Dear Auntie Linda, My grandmother died recently. She left her entire estate, the farm my father grew up on, to my brother.My sister and I were also very close to her. The monetary value wasn’t great. It was just painful not to be acknowledged at all. Why do you think she would have done this? Hurt Feelings
Dear Hurt, She may be from that old school of that feels everything goes to the eldest male heir to keep the estate intact or she may be submitting to someone else’s wishes. I know it would be painful. I am sorry your feelings are hurt, but her estate is hers to handle as ske wishes. Auntie Linda
Dear Auntie Linda, My husband and I have a new baby. My lovely mother-in-law has offered to babysit in her home next door, but we don’t feel safe accepting her offer since she is such a casual housekeeper. She often has things scattered on the floor and spoiled spoiled food in the fridge,, for example. Would it be insulting to ask us to keep the baby at our home? Worried Mama
Dear Worried, Mother-in-law is likely to bring her casual habits with her. Professional day care might be a good idea. Auntie Linda
A highly timid little man, ventured into a biker bar in the Bronx and clearing his throat asked, “Um, err, which of you gentlemen owns the Doberman tied outside to the parking meter?”
A giant of a man, wearing biker leathers, his body hair growing out through the seams, turned slowly on his stool, looked down at the quivering little man and said, “It’s my dog. Why?”
“Well,” squeaked the little man, obviously very nervous, “I believe my dog just killed it, sir.”
“What?” roared the big man in disbelief. “What in the world kind of dog do you have?”
“Sir,” answered the little man, “it’s a little four week old female puppy.”
“Bull!” roared the biker, “how could your puppy kill my Doberman?”
“It appears that your dog choked on her, sir.”
Mother makes use of my cozy guest room frequently Last night she awoke me complaining the bed was crawling with ants. Sure enough, she had half-a-dozen bites. We shook out her nightgown, treated her bites, made her a new bed down on the sofa in the living room, but I felt just terrible about it. I’ve always made a point to keep the room just to her tastes, freshly aired and dusted, with nice linens, and a handmade quilt. Having her jarred from sleep by ant bites was horrible. When I got her settled, I turned the covers back and found dozens of big and small black ants, moving in trails across the expanse of the covers. I sprayed the bed and floor with insect killer before I went back to bed.
This morning when I went in to strip the bed, I found the source of the problem. When I opened the door late yesterday to ready Mother’s bed, Buzzy, my American Eskimo Dog came along to help. He frequently hides treats. Delighted to find new territory, he retrieved an old piece of cornbread he’d apparently just dug up from its hiding place in the yard. Unbeknownst to us, he slipped it up under the pillow in preparation for Mother’s visit. It attracted ants beautifully. The bed was fully loaded for Mother.

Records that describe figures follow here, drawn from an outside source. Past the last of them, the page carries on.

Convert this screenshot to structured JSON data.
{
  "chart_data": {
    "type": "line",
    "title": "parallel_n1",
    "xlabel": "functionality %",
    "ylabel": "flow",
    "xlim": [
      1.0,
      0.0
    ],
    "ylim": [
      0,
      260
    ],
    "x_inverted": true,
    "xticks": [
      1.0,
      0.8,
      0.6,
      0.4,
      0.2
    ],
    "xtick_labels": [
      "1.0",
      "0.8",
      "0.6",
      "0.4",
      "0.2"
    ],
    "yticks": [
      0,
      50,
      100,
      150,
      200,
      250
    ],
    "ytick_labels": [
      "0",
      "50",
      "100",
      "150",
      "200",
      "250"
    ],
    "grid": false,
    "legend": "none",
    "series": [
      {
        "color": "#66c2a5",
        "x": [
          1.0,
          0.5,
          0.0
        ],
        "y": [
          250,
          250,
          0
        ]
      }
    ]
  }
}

A newlywed couple was spending their honeymoon in a remote log cabin resort way up the mountains of Scotland. They had registered on Saturday, and they had not been seen for five days.
An elderly couple ran the resort, and they were getting concerned about the welfare of these newlyweds. The old man decided to go and see if they were alright. He knocked on the door of the cabin and a weak voice from inside answered. The old man asked if they were okay.
“Yes, we’re fine. We’re living on the fruits of love,” came the reply.
The old man responded, “I thought so. Would you mind not throwing the peelings out the window? They’re choking my ducks!”